Тризна безумия - [28]

Шрифт
Интервал

Давеча, отворяя дверь, мы все почувствовали смутный запах разложения — запах тела, начавшего истлевать. Тот, кто открывал дверь, несколько раз позвал: «Набо, Набо!» — но ответа так и не последовало. Под дверью маячила пустая тарелка. В течение дня мы трижды просовывал и под дверь тарелку, наполненную едой, и всякий раз она возвращалась обратно пустой. Тарелка свидетельствовала о том, что Набо все еще жив. Но тарелка оставалась единственным нашим свидетельством.

Набо больше не двигался по комнате и совсем не пел. Дождавшись, когда затворят дверь, он сообщил человеку: «Я не смогу появиться в хоре». Человек поинтересовался у него: «Почему?» — «Потому что я без башмаков», — ответил Набо. Человек возразил, задирая вверх свою ногу: «Это сущие пустяки. Там у нас никто не носит башмаков». Он продемонстрировал Набо свою желтую и твердую, как камень, ступню. «Я уже жду тебя целые века», — посетовал он. «Как же так, ведь лошадь лягнула меня совсем недавно?!» — вскричал Набо — Я вот полью себе на голову воды и отправлюсь загонять коней в стойло». Человек проговорил: « Лошадям твоя забота теперь ни к чему. Их уже давно нет. А тебе пора следовать за нами». Однако Набо по-прежнему возражал: «Нет, лошади наверняка где-то неподалеку». Он попробовал привстать, хватаясь руками за траву, и расслышал слова человека: «Уже пятнадцать лет кряду о них некому заботиться». А Набо забегал руками по земле, твердя: «Здесь где-то должен лежать мой гребень». И человек сказал ему: «Конюшня была закрыта еще пятнадцать лет тому назад. Теперь она напоминает только большую кучу мусора». — «Но, — продолжал сопротивляться Набо, — не могла же куча мусора возникнуть всего-то за один вечер?! Нет, я не уйду отсюда, не отыскав свой гребень».

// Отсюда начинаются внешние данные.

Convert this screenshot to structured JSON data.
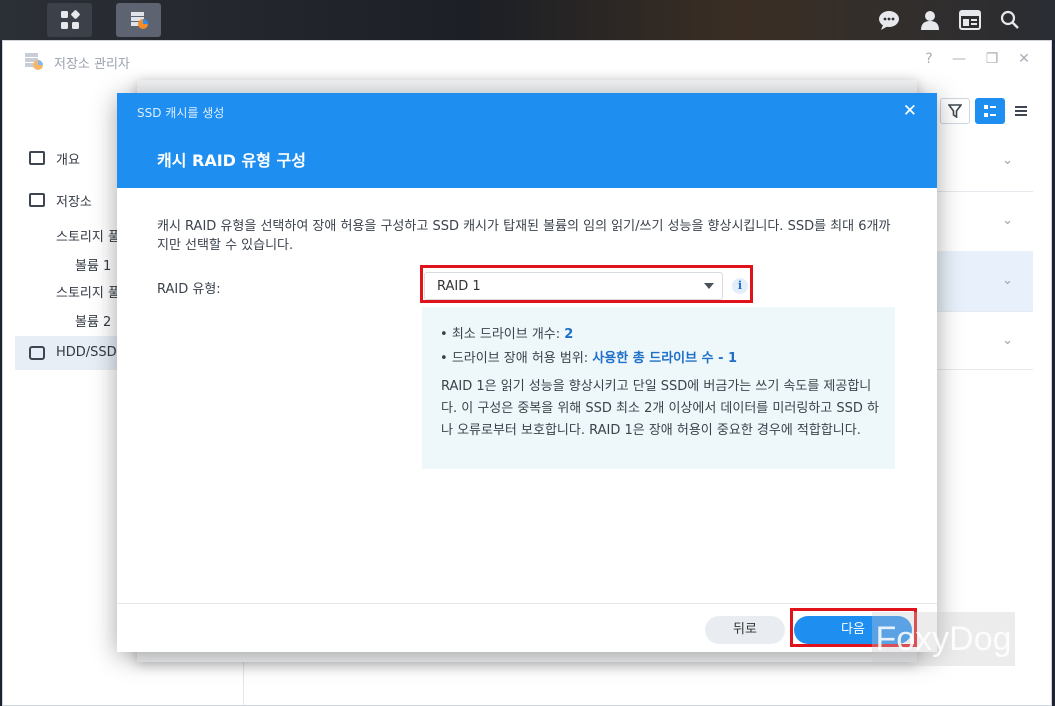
{
  "window": {
    "title": "저장소 관리자",
    "controls": [
      "?",
      "—",
      "❐",
      "✕"
    ]
  },
  "sidebar": {
    "items": [
      {
        "label": "개요",
        "icon": "overview-icon"
      },
      {
        "label": "저장소",
        "icon": "storage-icon"
      },
      {
        "label": "스토리지 풀"
      },
      {
        "label": "볼륨 1"
      },
      {
        "label": "스토리지 풀"
      },
      {
        "label": "볼륨 2"
      },
      {
        "label": "HDD/SSD",
        "icon": "hdd-icon"
      }
    ]
  },
  "dialog": {
    "caption": "SSD 캐시를 생성",
    "title": "캐시 RAID 유형 구성",
    "description": "캐시 RAID 유형을 선택하여 장애 허용을 구성하고 SSD 캐시가 탑재된 볼륨의 임의 읽기/쓰기 성능을 향상시킵니다. SSD를 최대 6개까지만 선택할 수 있습니다.",
    "raid_label": "RAID 유형:",
    "raid_value": "RAID 1",
    "info": {
      "min_drives_label": "최소 드라이브 개수:",
      "min_drives_value": "2",
      "tolerance_label": "드라이브 장애 허용 범위:",
      "tolerance_value": "사용한 총 드라이브 수 - 1",
      "paragraph": "RAID 1은 읽기 성능을 향상시키고 단일 SSD에 버금가는 쓰기 속도를 제공합니다. 이 구성은 중복을 위해 SSD 최소 2개 이상에서 데이터를 미러링하고 SSD 하나 오류로부터 보호합니다. RAID 1은 장애 허용이 중요한 경우에 적합합니다."
    },
    "back_label": "뒤로",
    "next_label": "다음"
  },
  "watermark": "FoxyDog",
  "colors": {
    "accent": "#1f8ef1",
    "highlight": "#e0121b",
    "info_bg": "#eef8fb"
  }
}
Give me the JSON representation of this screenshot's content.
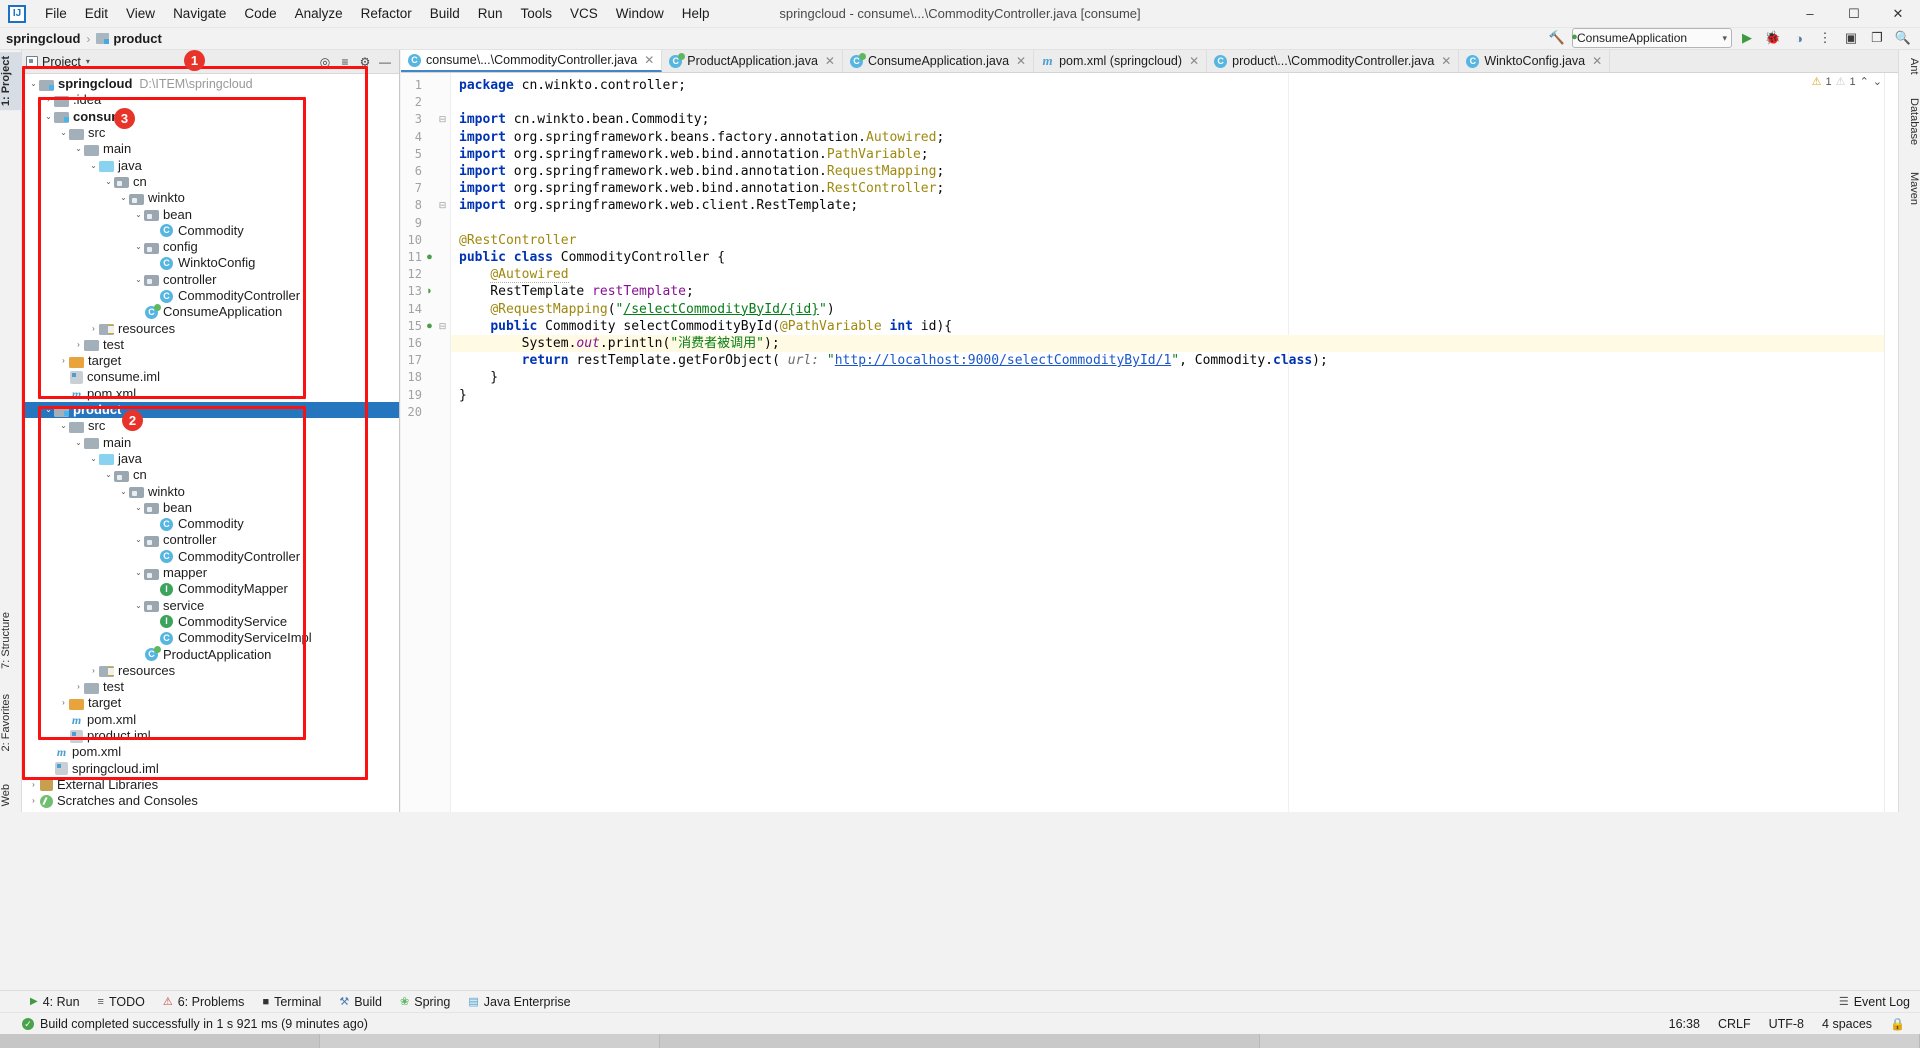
{
  "window": {
    "title": "springcloud - consume\\...\\CommodityController.java [consume]",
    "minimize": "–",
    "maximize": "☐",
    "close": "✕"
  },
  "menu": {
    "items": [
      "File",
      "Edit",
      "View",
      "Navigate",
      "Code",
      "Analyze",
      "Refactor",
      "Build",
      "Run",
      "Tools",
      "VCS",
      "Window",
      "Help"
    ]
  },
  "breadcrumb": {
    "project": "springcloud",
    "separator": "›",
    "module": "product"
  },
  "toolbar": {
    "build_hammer": "🔨",
    "run_config": "ConsumeApplication",
    "chevron": "▾",
    "run_label": "▶",
    "debug_label": "🐞",
    "coverage_label": "◑",
    "more_label": "⋮",
    "search_label": "🔍",
    "settings_label": "⚙",
    "layout1": "▣",
    "layout2": "❐"
  },
  "left_tool_strips": [
    {
      "label": "1: Project",
      "selected": true
    },
    {
      "label": "7: Structure",
      "selected": false
    },
    {
      "label": "2: Favorites",
      "selected": false
    },
    {
      "label": "Web",
      "selected": false
    }
  ],
  "right_tool_strips": [
    {
      "label": "Ant"
    },
    {
      "label": "Database"
    },
    {
      "label": "Maven"
    }
  ],
  "project_panel": {
    "header_label": "Project",
    "header_chevron": "▾",
    "icons": {
      "locate": "◎",
      "collapse": "≡",
      "settings": "⚙",
      "hide": "—"
    },
    "tree": [
      {
        "depth": 0,
        "arrow": "⌄",
        "icon": "module",
        "name": "springcloud",
        "bold": true,
        "path": "D:\\ITEM\\springcloud"
      },
      {
        "depth": 1,
        "arrow": "›",
        "icon": "folder",
        "name": ".idea"
      },
      {
        "depth": 1,
        "arrow": "⌄",
        "icon": "module",
        "name": "consume",
        "bold": true
      },
      {
        "depth": 2,
        "arrow": "⌄",
        "icon": "folder",
        "name": "src"
      },
      {
        "depth": 3,
        "arrow": "⌄",
        "icon": "folder",
        "name": "main"
      },
      {
        "depth": 4,
        "arrow": "⌄",
        "icon": "folder-blue",
        "name": "java"
      },
      {
        "depth": 5,
        "arrow": "⌄",
        "icon": "package",
        "name": "cn"
      },
      {
        "depth": 6,
        "arrow": "⌄",
        "icon": "package",
        "name": "winkto"
      },
      {
        "depth": 7,
        "arrow": "⌄",
        "icon": "package",
        "name": "bean"
      },
      {
        "depth": 8,
        "arrow": "",
        "icon": "class",
        "name": "Commodity"
      },
      {
        "depth": 7,
        "arrow": "⌄",
        "icon": "package",
        "name": "config"
      },
      {
        "depth": 8,
        "arrow": "",
        "icon": "class",
        "name": "WinktoConfig"
      },
      {
        "depth": 7,
        "arrow": "⌄",
        "icon": "package",
        "name": "controller"
      },
      {
        "depth": 8,
        "arrow": "",
        "icon": "class",
        "name": "CommodityController"
      },
      {
        "depth": 7,
        "arrow": "",
        "icon": "springapp",
        "name": "ConsumeApplication"
      },
      {
        "depth": 4,
        "arrow": "›",
        "icon": "resources",
        "name": "resources"
      },
      {
        "depth": 3,
        "arrow": "›",
        "icon": "folder",
        "name": "test"
      },
      {
        "depth": 2,
        "arrow": "›",
        "icon": "folder-orange",
        "name": "target"
      },
      {
        "depth": 2,
        "arrow": "",
        "icon": "iml",
        "name": "consume.iml"
      },
      {
        "depth": 2,
        "arrow": "",
        "icon": "xml",
        "name": "pom.xml"
      },
      {
        "depth": 1,
        "arrow": "⌄",
        "icon": "module",
        "name": "product",
        "bold": true,
        "selected": true
      },
      {
        "depth": 2,
        "arrow": "⌄",
        "icon": "folder",
        "name": "src"
      },
      {
        "depth": 3,
        "arrow": "⌄",
        "icon": "folder",
        "name": "main"
      },
      {
        "depth": 4,
        "arrow": "⌄",
        "icon": "folder-blue",
        "name": "java"
      },
      {
        "depth": 5,
        "arrow": "⌄",
        "icon": "package",
        "name": "cn"
      },
      {
        "depth": 6,
        "arrow": "⌄",
        "icon": "package",
        "name": "winkto"
      },
      {
        "depth": 7,
        "arrow": "⌄",
        "icon": "package",
        "name": "bean"
      },
      {
        "depth": 8,
        "arrow": "",
        "icon": "class",
        "name": "Commodity"
      },
      {
        "depth": 7,
        "arrow": "⌄",
        "icon": "package",
        "name": "controller"
      },
      {
        "depth": 8,
        "arrow": "",
        "icon": "class",
        "name": "CommodityController"
      },
      {
        "depth": 7,
        "arrow": "⌄",
        "icon": "package",
        "name": "mapper"
      },
      {
        "depth": 8,
        "arrow": "",
        "icon": "interface",
        "name": "CommodityMapper"
      },
      {
        "depth": 7,
        "arrow": "⌄",
        "icon": "package",
        "name": "service"
      },
      {
        "depth": 8,
        "arrow": "",
        "icon": "interface",
        "name": "CommodityService"
      },
      {
        "depth": 8,
        "arrow": "",
        "icon": "class",
        "name": "CommodityServiceImpl"
      },
      {
        "depth": 7,
        "arrow": "",
        "icon": "springapp",
        "name": "ProductApplication"
      },
      {
        "depth": 4,
        "arrow": "›",
        "icon": "resources",
        "name": "resources"
      },
      {
        "depth": 3,
        "arrow": "›",
        "icon": "folder",
        "name": "test"
      },
      {
        "depth": 2,
        "arrow": "›",
        "icon": "folder-orange",
        "name": "target"
      },
      {
        "depth": 2,
        "arrow": "",
        "icon": "xml",
        "name": "pom.xml"
      },
      {
        "depth": 2,
        "arrow": "",
        "icon": "iml",
        "name": "product.iml"
      },
      {
        "depth": 1,
        "arrow": "",
        "icon": "xml",
        "name": "pom.xml"
      },
      {
        "depth": 1,
        "arrow": "",
        "icon": "iml",
        "name": "springcloud.iml"
      },
      {
        "depth": 0,
        "arrow": "›",
        "icon": "library",
        "name": "External Libraries"
      },
      {
        "depth": 0,
        "arrow": "›",
        "icon": "scratch",
        "name": "Scratches and Consoles"
      }
    ]
  },
  "annotations": [
    {
      "number": "1"
    },
    {
      "number": "2"
    },
    {
      "number": "3"
    }
  ],
  "editor": {
    "tabs": [
      {
        "label": "consume\\...\\CommodityController.java",
        "icon": "class",
        "active": true,
        "close": "✕"
      },
      {
        "label": "ProductApplication.java",
        "icon": "springapp",
        "active": false,
        "close": "✕"
      },
      {
        "label": "ConsumeApplication.java",
        "icon": "springapp",
        "active": false,
        "close": "✕"
      },
      {
        "label": "pom.xml (springcloud)",
        "icon": "maven",
        "active": false,
        "close": "✕"
      },
      {
        "label": "product\\...\\CommodityController.java",
        "icon": "class",
        "active": false,
        "close": "✕"
      },
      {
        "label": "WinktoConfig.java",
        "icon": "class",
        "active": false,
        "close": "✕"
      }
    ],
    "inspections": {
      "warning_count": "1",
      "weak_count": "1",
      "up": "⌃",
      "down": "⌄"
    },
    "lines": [
      {
        "n": "1",
        "gutter": "",
        "fold": "",
        "html": "<span class=\"k\">package</span> cn.winkto.controller;"
      },
      {
        "n": "2",
        "gutter": "",
        "fold": "",
        "html": ""
      },
      {
        "n": "3",
        "gutter": "",
        "fold": "⊟",
        "html": "<span class=\"k\">import</span> cn.winkto.bean.Commodity;"
      },
      {
        "n": "4",
        "gutter": "",
        "fold": "",
        "html": "<span class=\"k\">import</span> org.springframework.beans.factory.annotation.<span class=\"ann\">Autowired</span>;"
      },
      {
        "n": "5",
        "gutter": "",
        "fold": "",
        "html": "<span class=\"k\">import</span> org.springframework.web.bind.annotation.<span class=\"ann\">PathVariable</span>;"
      },
      {
        "n": "6",
        "gutter": "",
        "fold": "",
        "html": "<span class=\"k\">import</span> org.springframework.web.bind.annotation.<span class=\"ann\">RequestMapping</span>;"
      },
      {
        "n": "7",
        "gutter": "",
        "fold": "",
        "html": "<span class=\"k\">import</span> org.springframework.web.bind.annotation.<span class=\"ann\">RestController</span>;"
      },
      {
        "n": "8",
        "gutter": "",
        "fold": "⊟",
        "html": "<span class=\"k\">import</span> org.springframework.web.client.RestTemplate;"
      },
      {
        "n": "9",
        "gutter": "",
        "fold": "",
        "html": ""
      },
      {
        "n": "10",
        "gutter": "",
        "fold": "",
        "html": "<span class=\"ann\">@RestController</span>"
      },
      {
        "n": "11",
        "gutter": "bean",
        "fold": "",
        "html": "<span class=\"k\">public class</span> CommodityController {"
      },
      {
        "n": "12",
        "gutter": "",
        "fold": "",
        "html": "    <span class=\"ann wavy\">@Autowired</span>"
      },
      {
        "n": "13",
        "gutter": "arrow",
        "fold": "",
        "html": "    RestTemplate <span class=\"fld\">restTemplate</span>;"
      },
      {
        "n": "14",
        "gutter": "",
        "fold": "",
        "html": "    <span class=\"ann\">@RequestMapping</span>(<span class=\"str\">\"</span><span class=\"url-str\">/selectCommodityById/{id}</span><span class=\"str\">\"</span>)"
      },
      {
        "n": "15",
        "gutter": "bean",
        "fold": "⊟",
        "html": "    <span class=\"k\">public</span> Commodity selectCommodityById(<span class=\"ann\">@PathVariable</span> <span class=\"k\">int</span> id){"
      },
      {
        "n": "16",
        "gutter": "",
        "fold": "",
        "html": "        System.<span class=\"sfld\">out</span>.println(<span class=\"str\">\"消费者被调用\"</span>);",
        "highlight": true
      },
      {
        "n": "17",
        "gutter": "",
        "fold": "",
        "html": "        <span class=\"k\">return</span> restTemplate.getForObject( <span class=\"pname\">url:</span> <span class=\"str\">\"</span><span class=\"lnk\">http://localhost:9000/selectCommodityById/1</span><span class=\"str\">\"</span>, Commodity.<span class=\"k\">class</span>);"
      },
      {
        "n": "18",
        "gutter": "",
        "fold": "",
        "html": "    }"
      },
      {
        "n": "19",
        "gutter": "",
        "fold": "",
        "html": "}"
      },
      {
        "n": "20",
        "gutter": "",
        "fold": "",
        "html": ""
      }
    ]
  },
  "bottom_tabs": [
    {
      "label": "4: Run",
      "icon": "run"
    },
    {
      "label": "TODO",
      "icon": "todo"
    },
    {
      "label": "6: Problems",
      "icon": "problems"
    },
    {
      "label": "Terminal",
      "icon": "terminal"
    },
    {
      "label": "Build",
      "icon": "build"
    },
    {
      "label": "Spring",
      "icon": "spring"
    },
    {
      "label": "Java Enterprise",
      "icon": "jee"
    }
  ],
  "event_log": {
    "label": "Event Log",
    "icon": "☰"
  },
  "status": {
    "message": "Build completed successfully in 1 s 921 ms (9 minutes ago)",
    "ok_icon": "✓",
    "time": "16:38",
    "line_sep": "CRLF",
    "encoding": "UTF-8",
    "indent": "4 spaces",
    "lock_icon": "🔒"
  },
  "colors": {
    "accent": "#2675bf",
    "annotation_red": "#fa1212",
    "keyword_blue": "#0033b3",
    "string_green": "#067d17",
    "annotation_gold": "#9e880d",
    "field_purple": "#871094",
    "highlight_yellow": "#fffae3"
  }
}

А на следующий день после того, как дверь вновь была заперта, изнутри послышались настойчивые удары. Мы все замерли. Никто не нарушил возникшего безмолвия даже тогда, когда раздался жуткий треск двери, сокрушаемой под напором непомерной силы. Изнутри явственно доносилось хриплое дыхание загнанного зверя. И вот проржавевшие петли не выдержали и со скрежетом обратились во прах, а на пороге возник Набо, упрямо тряся головой. «Я ни за что на свете не пойду в хор, покуда не отыщу своего гребня!» — заявил он. Он принялся разрывать траву, вырывая ее прямо с корнями, и руки его беспорядочно сновали по земле. И тогда человек сказал ему: «Что же, если тебе не достает лишь твоего гребня, ступай и отыщи его!» Он наклонил свою голову и с явным раздражением проговорил, возложив локти на едва держащуюся перегородку: «Ступай же, Набо. Я постараюсь, чтобы тебя никто не задержал».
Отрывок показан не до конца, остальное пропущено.